For a better Superman movie than Man of Steel, check out All-Star Superman, a 2011 direct-to-video animated feature adapted from Grant Morrison and Frank Quitely's acclaimed 2005-2008 twelve-issue comic book series of the same name. Directed by Sam Liu and with a screenplay by the late Dwayne McDuffie, it is the best of DC and Warner's recent DTV animated movies, as well as one of the most unusual.
Despite being a fairly recent story, the original All-Star Superman comic regularly tops lists of recommended reads starring the most famous of all superheroes. The out-of-continuity story explored how Superman might choose to spend his last days, upon learning that he has absorbed a fatal amount of solar radiation. Drawing elements from the entire publication history of the character, it featured a classically (and cheerily) omnipotent Superman performing some of the greatest and most heroic feats of his life, a different adventure/challenge every issue.
The movie sticks close to the comic, and the episodic format of the source material shows. Whereas the comic originally trickled out as twelve issues released over the course of three years, the animated adaptation is presented as a single very brisk 76-minute tale, the stories of the individual issues now barely held together by the overarching narrative of Superman facing his own mortality (and the perhaps even more compelling parallel narrative of an especially inspired Lex Luthor, who is left to bitterly contemplate mortality simply as a byproduct of being a mere man in a world where Superman exists). There are some uneasy transitions between stories that frankly have nothing whatsoever to do with one another—one moment Superman's dealing with the Parasite, the next he's making the acquaintance of two hostile Kryptonians—yet which follow with such suddenness as to leave one incredulous at the suggestion of coincidence. It's a bit of a disjointed mess, raising questions about the script's suitability for a feature-length film, and yet it kind of works, for a couple reasons.

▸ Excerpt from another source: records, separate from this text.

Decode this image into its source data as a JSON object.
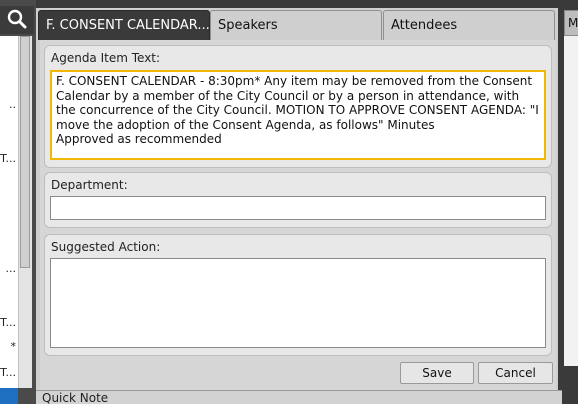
{
  "colors": {
    "active_tab_bg": "#3a3a3a",
    "focus_border": "#f2b705",
    "selection_blue": "#1f6fc0"
  },
  "left_panel": {
    "search_icon": "search-icon",
    "rows": [
      "..",
      "T...",
      "...",
      "T...",
      "*",
      "T..."
    ]
  },
  "right_stub": {
    "tab_label": "M"
  },
  "tabs": [
    {
      "label": "F. CONSENT CALENDAR...",
      "active": true
    },
    {
      "label": "Speakers",
      "active": false
    },
    {
      "label": "Attendees",
      "active": false
    }
  ],
  "agenda": {
    "label": "Agenda Item Text:",
    "text": "F. CONSENT CALENDAR - 8:30pm* Any item may be removed from the Consent Calendar by a member of the City Council or by a person in attendance, with the concurrence of the City Council. MOTION TO APPROVE CONSENT AGENDA: \"I move the adoption of the Consent Agenda, as follows\" Minutes\nApproved as recommended"
  },
  "department": {
    "label": "Department:",
    "value": ""
  },
  "suggested_action": {
    "label": "Suggested Action:",
    "value": ""
  },
  "buttons": {
    "save": "Save",
    "cancel": "Cancel"
  },
  "bottom": {
    "label": "Quick Note"
  }
}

The jumping from one adventure to the next bestows the movie with a certain "a day in the life" feel, where the life in question happens to be Superman's. For a being so far beyond regular humans, doing the impossible and the unbelievable should be routine. Moreover, I actually find it odd how, in most superhero movies, the hero only has to contend with one primary villain, who usually has a personal connection to the hero. I think it makes more sense that, as someone generally committed to defending the innocent, a superhero should, at least on occasion, have to contend with multiple threats operating independently of one another (if not multiple at the same time, then at least, say, two within the span of a week) and with no connection to the hero himself. And All-Star Superman is, anyway, such a whimsical take on the lore—this is a story where Superman creates miniature suns to feed his pet baby sun-eater—that "anything goes" might as well give way to "everything goes."
It's definitely uneven, as some episodes are less interesting than others, but the result ultimately is one of the more crowd-pleasing and imaginative Superman stories, doing justice to the character's traditional role as an inspiring paragon of what is good, while tapping into the limitless storytelling potential when writing an alien with a cosmic life and perspective. And, even without a brooding tone, All-Star Superman attains a gravity by story's end that far surpasses Man of Steel's contrived reaching. Within this story that has no shortage of clever ideas lies a center that is, like Superman himself at his best, winningly heartfelt and sincere.